Being an entry-level player, you miss out on the wider range of features offered by the BDP-S480, S580 and S780. These include support for 3D, DLNA networking, built-in Wi-Fi and (in the case of the BDP-S780) Skype. You can, however, access BRAVIA Internet Video, which despite the best efforts of its rivals still offers the best range of content of any integrated web service. On the video side, you get BBC iPlayer, Demand Five, Sky News, LoveFilm, Video on Demand from Qriocity, Sony Entertainment TV, Eurosport, YouTube, Dailymotion and a range of more specialist applications. On the music side, there’s Qriocity’s Music Unlimited service, the Berliner Philharmoniker ‘Digital Concert Hall’, Moshcam and National Public Radio.
Although you can’t stream content from your PC over a network, the S380 does support local playback of music, video and photos from USB devices. We plugged in a stick and the deck happily played WMA, MP3 and AAC music files, MP4, AVI, MPEG-1 and XviD videos and JPEG photos. However it refused to play our hi-def WMV and AVI files, but even more heinous was its lack of support for DivX.
A couple of other features caught our eye, such as the online Entertainment Database Browser uses Gracenote technology to call up information about the disc you’re watching. Even more unusual is the deck’s support for Super Audio CD, which will give fans of hi-res audio something to cheer about. Elsewhere the player supports Dolby True HD and DTS HD Master Audio and 1080/24p video output.

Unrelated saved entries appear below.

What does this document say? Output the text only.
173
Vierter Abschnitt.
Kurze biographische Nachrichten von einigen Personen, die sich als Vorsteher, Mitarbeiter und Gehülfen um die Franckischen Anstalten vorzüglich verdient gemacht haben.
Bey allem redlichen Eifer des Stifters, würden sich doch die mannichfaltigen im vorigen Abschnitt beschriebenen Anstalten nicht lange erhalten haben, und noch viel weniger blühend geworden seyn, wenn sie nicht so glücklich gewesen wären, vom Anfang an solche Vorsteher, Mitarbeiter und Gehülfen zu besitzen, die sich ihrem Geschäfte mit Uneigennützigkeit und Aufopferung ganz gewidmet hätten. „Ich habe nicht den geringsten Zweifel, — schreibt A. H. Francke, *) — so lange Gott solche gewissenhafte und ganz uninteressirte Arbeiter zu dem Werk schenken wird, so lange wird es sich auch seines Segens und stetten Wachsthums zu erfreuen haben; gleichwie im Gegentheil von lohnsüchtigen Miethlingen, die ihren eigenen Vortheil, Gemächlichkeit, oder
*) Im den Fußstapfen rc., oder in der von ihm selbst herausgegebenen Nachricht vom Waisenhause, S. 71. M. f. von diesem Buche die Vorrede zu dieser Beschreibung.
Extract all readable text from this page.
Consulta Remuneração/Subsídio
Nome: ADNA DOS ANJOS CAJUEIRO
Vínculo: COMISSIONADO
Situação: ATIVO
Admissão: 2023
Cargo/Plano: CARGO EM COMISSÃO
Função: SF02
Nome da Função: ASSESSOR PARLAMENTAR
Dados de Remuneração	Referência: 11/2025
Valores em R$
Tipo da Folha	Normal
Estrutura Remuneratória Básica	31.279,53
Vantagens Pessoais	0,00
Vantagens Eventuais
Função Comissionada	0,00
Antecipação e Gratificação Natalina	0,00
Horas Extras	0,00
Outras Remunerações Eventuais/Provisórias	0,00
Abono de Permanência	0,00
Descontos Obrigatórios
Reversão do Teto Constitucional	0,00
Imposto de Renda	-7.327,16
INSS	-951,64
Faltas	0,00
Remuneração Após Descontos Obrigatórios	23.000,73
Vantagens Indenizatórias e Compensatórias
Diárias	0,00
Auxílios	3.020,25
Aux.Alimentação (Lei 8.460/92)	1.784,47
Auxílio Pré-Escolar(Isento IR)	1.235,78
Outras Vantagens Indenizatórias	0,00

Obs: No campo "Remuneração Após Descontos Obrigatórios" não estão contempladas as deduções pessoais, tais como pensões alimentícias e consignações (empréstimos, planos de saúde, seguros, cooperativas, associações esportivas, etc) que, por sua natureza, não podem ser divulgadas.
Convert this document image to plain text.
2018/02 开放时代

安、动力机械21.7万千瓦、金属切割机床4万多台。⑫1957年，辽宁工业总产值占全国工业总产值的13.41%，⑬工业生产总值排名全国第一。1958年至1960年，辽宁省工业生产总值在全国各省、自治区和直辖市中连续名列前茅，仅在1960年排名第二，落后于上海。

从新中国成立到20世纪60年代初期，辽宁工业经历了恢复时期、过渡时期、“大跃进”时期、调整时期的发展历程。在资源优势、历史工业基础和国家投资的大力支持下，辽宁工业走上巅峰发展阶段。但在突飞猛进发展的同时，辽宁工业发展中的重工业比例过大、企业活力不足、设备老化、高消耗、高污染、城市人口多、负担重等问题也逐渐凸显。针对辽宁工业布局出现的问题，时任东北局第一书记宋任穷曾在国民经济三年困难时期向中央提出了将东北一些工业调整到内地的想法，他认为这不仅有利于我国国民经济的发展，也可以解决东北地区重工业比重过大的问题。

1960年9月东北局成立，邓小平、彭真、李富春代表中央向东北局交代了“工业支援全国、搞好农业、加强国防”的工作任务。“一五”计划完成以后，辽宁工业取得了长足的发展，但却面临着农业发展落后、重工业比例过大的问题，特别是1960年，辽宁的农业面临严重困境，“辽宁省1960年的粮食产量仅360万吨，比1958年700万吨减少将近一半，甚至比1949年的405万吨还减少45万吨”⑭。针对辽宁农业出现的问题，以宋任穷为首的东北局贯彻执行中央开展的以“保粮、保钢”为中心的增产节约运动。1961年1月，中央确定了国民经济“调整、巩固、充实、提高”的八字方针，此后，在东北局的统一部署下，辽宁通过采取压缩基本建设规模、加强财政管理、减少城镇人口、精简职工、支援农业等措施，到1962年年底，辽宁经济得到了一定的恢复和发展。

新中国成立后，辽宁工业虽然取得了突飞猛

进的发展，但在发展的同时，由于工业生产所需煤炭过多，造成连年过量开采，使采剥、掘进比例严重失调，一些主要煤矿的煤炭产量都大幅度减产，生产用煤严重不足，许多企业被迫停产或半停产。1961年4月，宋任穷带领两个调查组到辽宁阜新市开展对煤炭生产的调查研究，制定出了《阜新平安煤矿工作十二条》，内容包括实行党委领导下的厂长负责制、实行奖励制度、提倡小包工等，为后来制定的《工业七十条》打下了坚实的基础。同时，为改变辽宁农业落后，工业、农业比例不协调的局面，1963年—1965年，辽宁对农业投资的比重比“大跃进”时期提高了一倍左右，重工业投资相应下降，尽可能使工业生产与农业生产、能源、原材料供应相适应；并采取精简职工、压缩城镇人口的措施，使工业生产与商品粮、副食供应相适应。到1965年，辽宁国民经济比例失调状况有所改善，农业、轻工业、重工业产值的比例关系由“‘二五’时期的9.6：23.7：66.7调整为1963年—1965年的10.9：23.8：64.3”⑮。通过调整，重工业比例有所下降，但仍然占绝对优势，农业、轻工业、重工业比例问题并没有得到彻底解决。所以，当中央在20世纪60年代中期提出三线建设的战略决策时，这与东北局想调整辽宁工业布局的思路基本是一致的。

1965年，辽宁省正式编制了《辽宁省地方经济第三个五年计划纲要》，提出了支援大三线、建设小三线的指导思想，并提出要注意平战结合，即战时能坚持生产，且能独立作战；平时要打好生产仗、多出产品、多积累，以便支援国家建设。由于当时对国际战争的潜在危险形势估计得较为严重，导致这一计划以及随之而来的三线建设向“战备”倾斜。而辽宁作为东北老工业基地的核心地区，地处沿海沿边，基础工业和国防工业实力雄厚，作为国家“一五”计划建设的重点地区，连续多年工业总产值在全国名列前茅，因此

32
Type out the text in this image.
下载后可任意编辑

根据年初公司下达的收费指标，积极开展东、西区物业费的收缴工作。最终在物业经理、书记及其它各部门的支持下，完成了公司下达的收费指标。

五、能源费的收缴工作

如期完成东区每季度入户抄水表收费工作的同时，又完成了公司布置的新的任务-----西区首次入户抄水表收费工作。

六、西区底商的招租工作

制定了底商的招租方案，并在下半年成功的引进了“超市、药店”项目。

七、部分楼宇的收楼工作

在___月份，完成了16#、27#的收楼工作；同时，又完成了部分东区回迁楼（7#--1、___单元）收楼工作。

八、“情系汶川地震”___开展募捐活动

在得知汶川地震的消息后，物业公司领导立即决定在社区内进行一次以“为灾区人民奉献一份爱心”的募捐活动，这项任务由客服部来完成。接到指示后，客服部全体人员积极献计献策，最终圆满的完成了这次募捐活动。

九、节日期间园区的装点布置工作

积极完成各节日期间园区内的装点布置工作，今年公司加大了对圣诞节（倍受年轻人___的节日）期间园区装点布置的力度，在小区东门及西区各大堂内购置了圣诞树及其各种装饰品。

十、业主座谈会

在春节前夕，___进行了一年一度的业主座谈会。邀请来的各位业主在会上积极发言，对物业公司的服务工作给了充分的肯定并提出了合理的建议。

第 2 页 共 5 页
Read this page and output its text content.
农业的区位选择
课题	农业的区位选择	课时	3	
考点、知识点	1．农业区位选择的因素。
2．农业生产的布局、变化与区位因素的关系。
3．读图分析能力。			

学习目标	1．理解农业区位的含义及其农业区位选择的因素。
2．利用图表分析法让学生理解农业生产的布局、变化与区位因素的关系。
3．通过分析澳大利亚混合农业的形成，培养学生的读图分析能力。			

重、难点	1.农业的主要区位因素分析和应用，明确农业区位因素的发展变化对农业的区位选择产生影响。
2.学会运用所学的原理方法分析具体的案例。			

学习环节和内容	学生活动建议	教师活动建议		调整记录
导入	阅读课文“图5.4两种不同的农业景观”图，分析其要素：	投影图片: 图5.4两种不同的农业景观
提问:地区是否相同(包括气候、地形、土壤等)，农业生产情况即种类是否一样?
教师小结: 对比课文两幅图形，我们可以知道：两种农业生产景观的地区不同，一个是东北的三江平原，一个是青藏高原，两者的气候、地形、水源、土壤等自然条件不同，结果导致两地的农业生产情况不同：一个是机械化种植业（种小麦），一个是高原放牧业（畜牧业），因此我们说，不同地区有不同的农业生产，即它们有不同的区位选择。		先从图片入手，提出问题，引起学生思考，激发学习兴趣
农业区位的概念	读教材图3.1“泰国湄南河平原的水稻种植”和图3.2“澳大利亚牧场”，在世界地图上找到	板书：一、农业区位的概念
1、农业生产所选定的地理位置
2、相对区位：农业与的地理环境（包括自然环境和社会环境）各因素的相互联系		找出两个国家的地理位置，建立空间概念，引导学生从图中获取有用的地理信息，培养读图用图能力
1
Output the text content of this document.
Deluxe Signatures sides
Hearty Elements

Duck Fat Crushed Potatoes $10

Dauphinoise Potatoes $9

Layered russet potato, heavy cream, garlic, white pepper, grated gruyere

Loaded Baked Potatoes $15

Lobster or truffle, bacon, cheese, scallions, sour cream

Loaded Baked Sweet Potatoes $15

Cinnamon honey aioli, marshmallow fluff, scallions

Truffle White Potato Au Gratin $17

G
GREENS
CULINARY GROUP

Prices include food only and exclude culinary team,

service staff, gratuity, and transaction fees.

Like Panasonic, Sony has added Smartphone control to the spec sheet, which allows you to operate the S380 using an iPhone, iPod Touch or Android phone, as well as search the internet for content related to what you’re watching. This will be of interest to anyone who can’t stand using the supplied remote, which actually isn’t all that bad. It’s more compact than most Blu-ray remotes and features a clear, intuitive layout with good labelling. The all-important Home button is easy to find, coloured blue and bigger than the other keys.
This makes the player a doddle to operate, but much of the credit for this goes to our old friend the Xross Media Bar, which displays the various categories horizontally, intersected by the corresponding options. But as much as we like Sony’s beloved GUI, the growing amount of BIV content means it can take an age to scroll down to the bottom of the list.
The other onscreen displays are simple and clear. Particularly useful is the Options menu, which can be called up during movie playback and provides quick access to often-used features. It also offers a few video settings, including three presets that tweak the contrast for different lighting conditions – Standard, Brighter Room (higher contrast) and dimly-lit ‘Theater’ rooms (lower contrast) – as well as block and mosquito noise reduction modes.